Citation Benchmarking is provided by Scopus and SciVal and is different from the metrics context provided by PlumX Metrics.
Article Description
OBJECTIVES: There is currently no widely accepted approach to screening for pancreatic cancer (PC). We aimed to develop and validate a risk prediction model for PC across two health systems using electronic health records (EHR). METHODS: This retrospective cohort study consisted of patients 50-84 years of age meeting utilization criteria in 2008-2017 at Kaiser Permanente Southern California (KPSC, model training, internal validation) and the Veterans Affairs (VA, external validation). ‘Random survival forests’ models were built to identify the most relevant predictors from >500 variables and to predict PC within 18 months of cohort entry. A prospective study was then conducted in KPSC to assess feasibility of the model for real-time implementation. RESULTS: The KPSC cohort consisted of 1.8 million patients (mean age 61.6) with 1,792 PC cases. The estimated 18-month incidence rate of PC was 0.77 (95% CI 0.73-0.80)/1,000 person-years. The three models containing age, abdominal pain, weight change and two laboratory biomarkers (ALT change/HgA1c, rate of ALT change/HgA1c, or rate of ALT change/rate of HgA1c change) had comparable discrimination and calibration measures (c-index: mean=0.77, SD=0.01-0.02; calibration test: p-value 0.2-0.4, SD 0.2-0.3).

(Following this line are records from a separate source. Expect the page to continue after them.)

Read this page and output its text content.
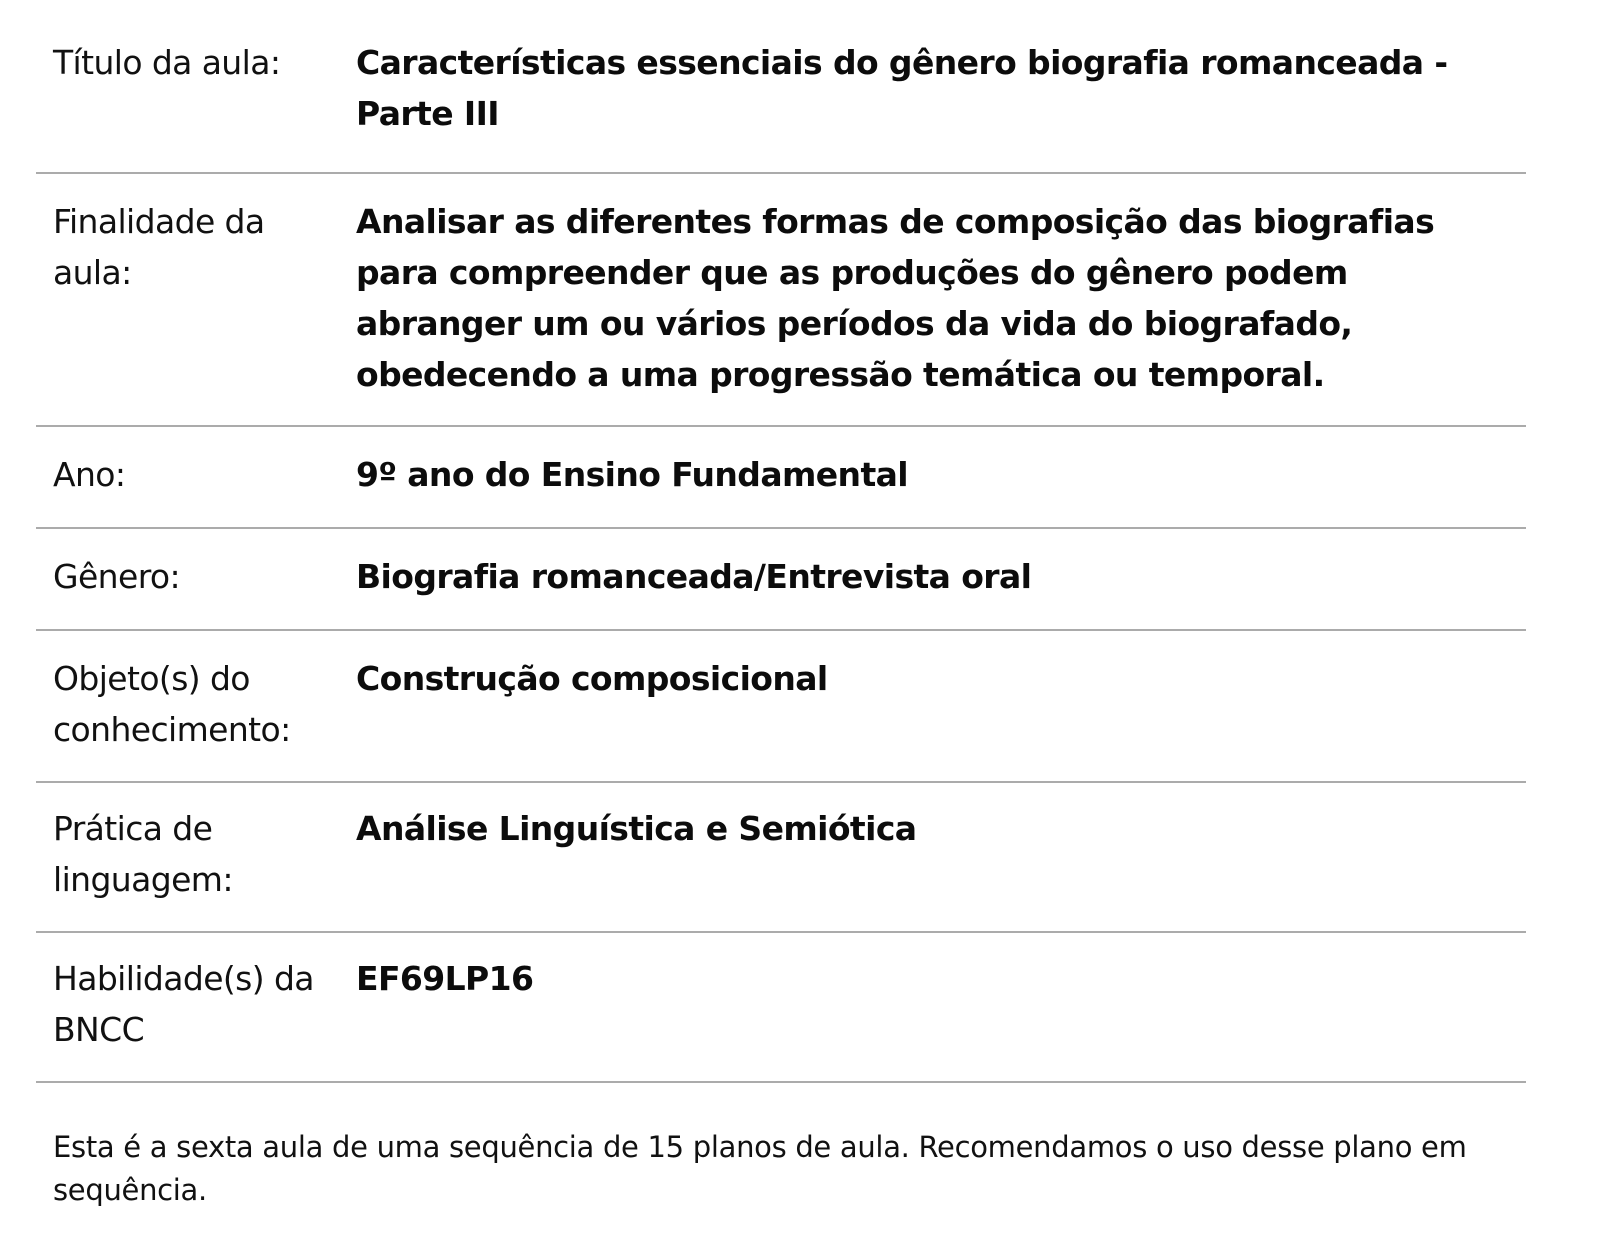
Título da aula:	Características essenciais do gênero biografia romanceada - Parte III

Finalidade da aula:	Analisar as diferentes formas de composição das biografias para compreender que as produções do gênero podem abranger um ou vários períodos da vida do biografado, obedecendo a uma progressão temática ou temporal.

Ano:	9º ano do Ensino Fundamental

Gênero:	Biografia romanceada/Entrevista oral

Objeto(s) do conhecimento:	Construção composicional

Prática de linguagem:	Análise Linguística e Semiótica

Habilidade(s) da BNCC	EF69LP16

Esta é a sexta aula de uma sequência de 15 planos de aula. Recomendamos o uso desse plano em sequência.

The VA validation cohort consisted of 2.6 million patients (mean age 66.1) with an 18-month incidence rate of 1.27 (1.23-1.30). A total of 606 patients were screened in the prospective pilot study at KPSC with 9 patients (1.5%) diagnosed with a pancreatic or biliary cancer. CONCLUSIONS: Using widely available parameters in EHR, we developed a population-based parsimonious model for early detection of sporadic PC suitable for real-time application.